Li "La vie devant soi" em 2000. A aurora do milênio me trazia uma história de meados do século XX, lançada no ano em que nasci com a curiosa anedota verídica de que Gary se escondeu no heterônimo e era o único francês com o histórico de dois Prêmios Goncourt. Vale aqui dizer que o Goncourt é um verdadeiro acontecimento na França; o prêmio envia um cheque de 10 euros ao autor da obra escolhida, o que não paga nem sequer um exemplar mas lhe garante um prestígio eterno, a inserção num rol das letras desejadíssimo e a recompensa de virar um best-seller imediato. "Pas mal."

 

MALANDRAGENS DE MOMO 

No livro, Momo é um garoto de dez anos com a vida pela frente, mas que certamente já conhece muito do exercício de habitar o mundo com suas injustiças e idiossincrasias. Mora na Paris periférica, cuja população guarda reminiscências da Segunda Guerra e de conflitos coloniais franco-africanos quase nada mencionados ao longo do texto, mas o suficiente para saber que os arredores do prédio onde se passa a história são repletos de judeus, árabes e africanos.
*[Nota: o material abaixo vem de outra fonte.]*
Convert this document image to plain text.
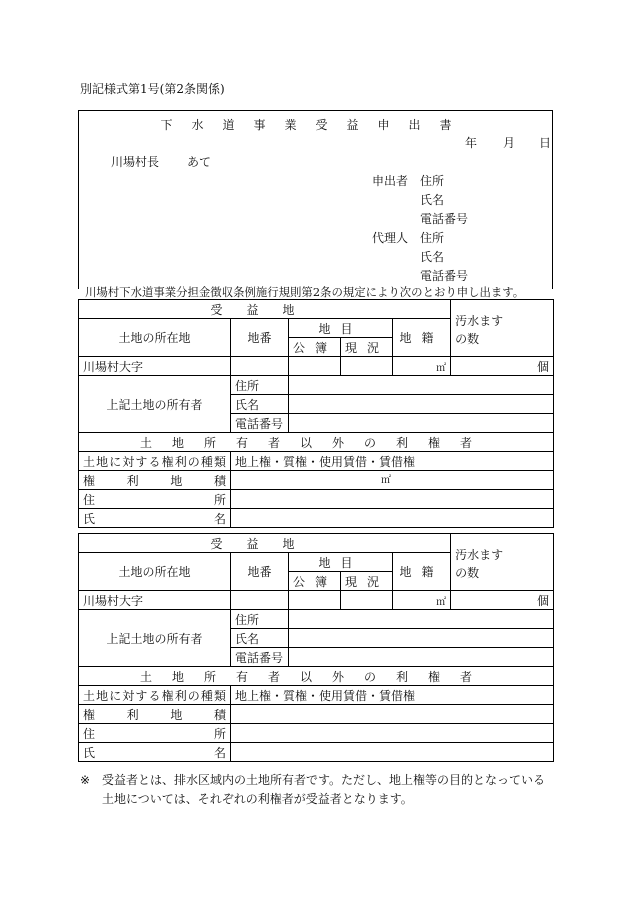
別記様式第1号(第2条関係)
下水道事業受益申出書
年 月 日
川場村長 あて
申出者 住所
氏名
電話番号
代理人 住所
氏名
電話番号
川場村下水道事業分担金徴収条例施行規則第2条の規定により次のとおり申し出ます。
受益地					汚水ます
の数
土地の所在地	地番	地目		地籍	
		公簿	現況		
川場村大字				㎡	個
上記土地の所有者	住所				
	氏名				
	電話番号				
土地所有者以外の利権者					
土地に対する権利の種類	地上権・質権・使用賃借・賃借権				
権利地積	㎡				
住所					
氏名					
受益地					汚水ます
の数
土地の所在地	地番	地目		地籍	
		公簿	現況		
川場村大字				㎡	個
上記土地の所有者	住所				
	氏名				
	電話番号				
土地所有者以外の利権者					
土地に対する権利の種類	地上権・質権・使用賃借・賃借権				
権利地積					
住所					
氏名					
※ 受益者とは、排水区域内の土地所有者です。ただし、地上権等の目的となっている土地については、それぞれの利権者が受益者となります。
Sua mãe postiça, Madame Rosa, nunca se considerou como tal; sua referência intelectual, Sr.Hamil, talvez fosse quem mais lhe dera insumos para gostar de literatura, o que lhe rendeu um respeito enorme por Victor Hugo, a quem chama de Senhor. A cada vez que enuncia o autor de "Os Miseráveis", suscita no leitor um sorriso delicado de quem lê a admiração do próprio escritor pelo seu antepassado literário.
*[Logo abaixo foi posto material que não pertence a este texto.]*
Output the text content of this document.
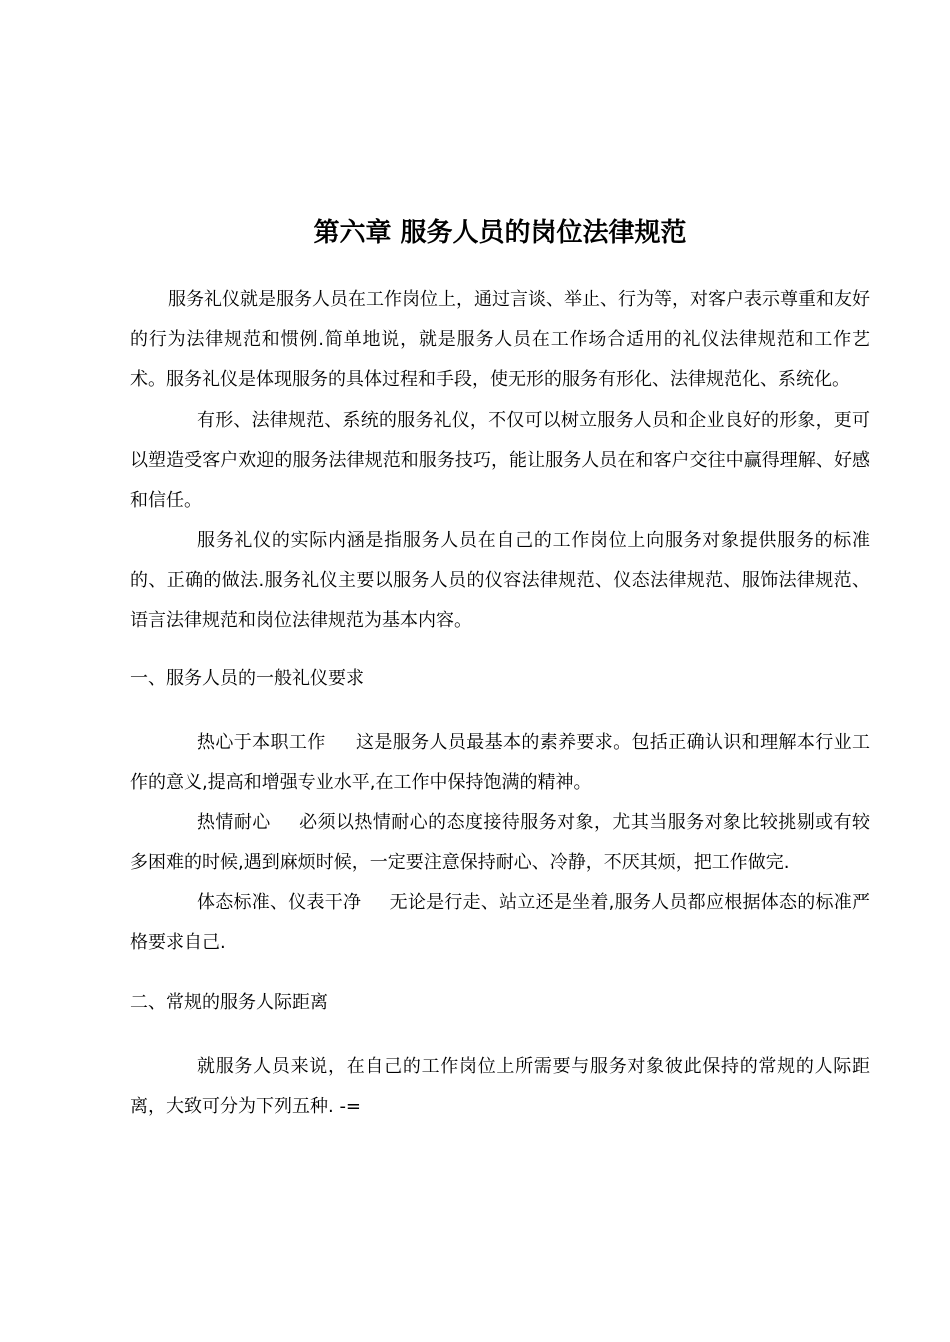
第六章 服务人员的岗位法律规范

服务礼仪就是服务人员在工作岗位上，通过言谈、举止、行为等，对客户表示尊重和友好的行为法律规范和惯例.简单地说，就是服务人员在工作场合适用的礼仪法律规范和工作艺术。服务礼仪是体现服务的具体过程和手段，使无形的服务有形化、法律规范化、系统化。

有形、法律规范、系统的服务礼仪，不仅可以树立服务人员和企业良好的形象，更可以塑造受客户欢迎的服务法律规范和服务技巧，能让服务人员在和客户交往中赢得理解、好感和信任。

服务礼仪的实际内涵是指服务人员在自己的工作岗位上向服务对象提供服务的标准的、正确的做法.服务礼仪主要以服务人员的仪容法律规范、仪态法律规范、服饰法律规范、语言法律规范和岗位法律规范为基本内容。

一、服务人员的一般礼仪要求

热心于本职工作 这是服务人员最基本的素养要求。包括正确认识和理解本行业工作的意义,提高和增强专业水平,在工作中保持饱满的精神。

热情耐心 必须以热情耐心的态度接待服务对象，尤其当服务对象比较挑剔或有较多困难的时候,遇到麻烦时候，一定要注意保持耐心、冷静，不厌其烦，把工作做完.

体态标准、仪表干净 无论是行走、站立还是坐着,服务人员都应根据体态的标准严格要求自己.

二、常规的服务人际距离

就服务人员来说，在自己的工作岗位上所需要与服务对象彼此保持的常规的人际距离，大致可分为下列五种. -=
As malandragens de Momo, pequenos furtos e algumas mentiras pueris, são basilares na sua formação como ser humano ingênuo, mas não muito, precoce nos bons sentimentos, generoso no olhar para o próximo e preciso em aforismos simples que fundamentam a beleza de sua personalidade e, evidentemente, a harmoniosa pluma de Gary. 
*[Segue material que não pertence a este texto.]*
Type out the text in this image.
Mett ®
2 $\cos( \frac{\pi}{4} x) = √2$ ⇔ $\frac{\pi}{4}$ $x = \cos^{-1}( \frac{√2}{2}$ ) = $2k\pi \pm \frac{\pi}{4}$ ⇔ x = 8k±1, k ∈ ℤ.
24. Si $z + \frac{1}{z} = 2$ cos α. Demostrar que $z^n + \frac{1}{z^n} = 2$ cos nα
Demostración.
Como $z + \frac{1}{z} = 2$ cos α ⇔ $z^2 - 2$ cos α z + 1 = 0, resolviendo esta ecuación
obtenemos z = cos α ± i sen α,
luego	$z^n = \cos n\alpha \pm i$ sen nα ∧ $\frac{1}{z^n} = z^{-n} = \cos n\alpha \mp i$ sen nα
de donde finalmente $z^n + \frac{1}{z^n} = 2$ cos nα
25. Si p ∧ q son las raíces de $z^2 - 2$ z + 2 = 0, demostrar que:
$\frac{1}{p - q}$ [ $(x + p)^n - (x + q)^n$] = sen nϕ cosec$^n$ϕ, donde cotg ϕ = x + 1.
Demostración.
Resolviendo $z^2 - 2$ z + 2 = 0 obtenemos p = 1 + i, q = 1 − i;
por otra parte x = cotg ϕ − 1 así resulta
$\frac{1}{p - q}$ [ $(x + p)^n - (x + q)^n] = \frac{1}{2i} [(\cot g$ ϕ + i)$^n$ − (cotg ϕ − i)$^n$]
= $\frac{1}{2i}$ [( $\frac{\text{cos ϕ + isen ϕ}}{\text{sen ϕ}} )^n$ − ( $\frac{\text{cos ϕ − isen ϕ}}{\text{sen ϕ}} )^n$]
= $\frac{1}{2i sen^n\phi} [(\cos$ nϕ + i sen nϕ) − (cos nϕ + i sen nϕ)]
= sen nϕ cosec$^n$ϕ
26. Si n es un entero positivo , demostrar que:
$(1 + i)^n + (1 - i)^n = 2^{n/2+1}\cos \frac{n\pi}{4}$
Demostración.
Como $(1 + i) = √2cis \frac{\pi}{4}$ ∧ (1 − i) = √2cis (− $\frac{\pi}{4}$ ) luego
As qualidades de narrador sensível de Momo conquistam rapidamente o leitor e lhe conferem uma experiência realista da vida com tenra idade. Os diálogos que perpassam personagens como Madame Rosa, Dr.Katz, Sr. Hamil, Madame Lola e Momo demonstram que sempre há uma outra forma ética e de inclusão social para os excluídos. Naquele bairro, campo da invisibilidade,  espera-se fiscalizações policiais ora corriqueiras, ora inconvenientes; documentos falsos são artífices recorrentes para a sobrevivência pacífica e justificativas reincidentes; a prostituição é um emprego líquido e certo até certa idade e viver de biscate o resto da vida é o remédio paliativo de grande parte dessa comunidade.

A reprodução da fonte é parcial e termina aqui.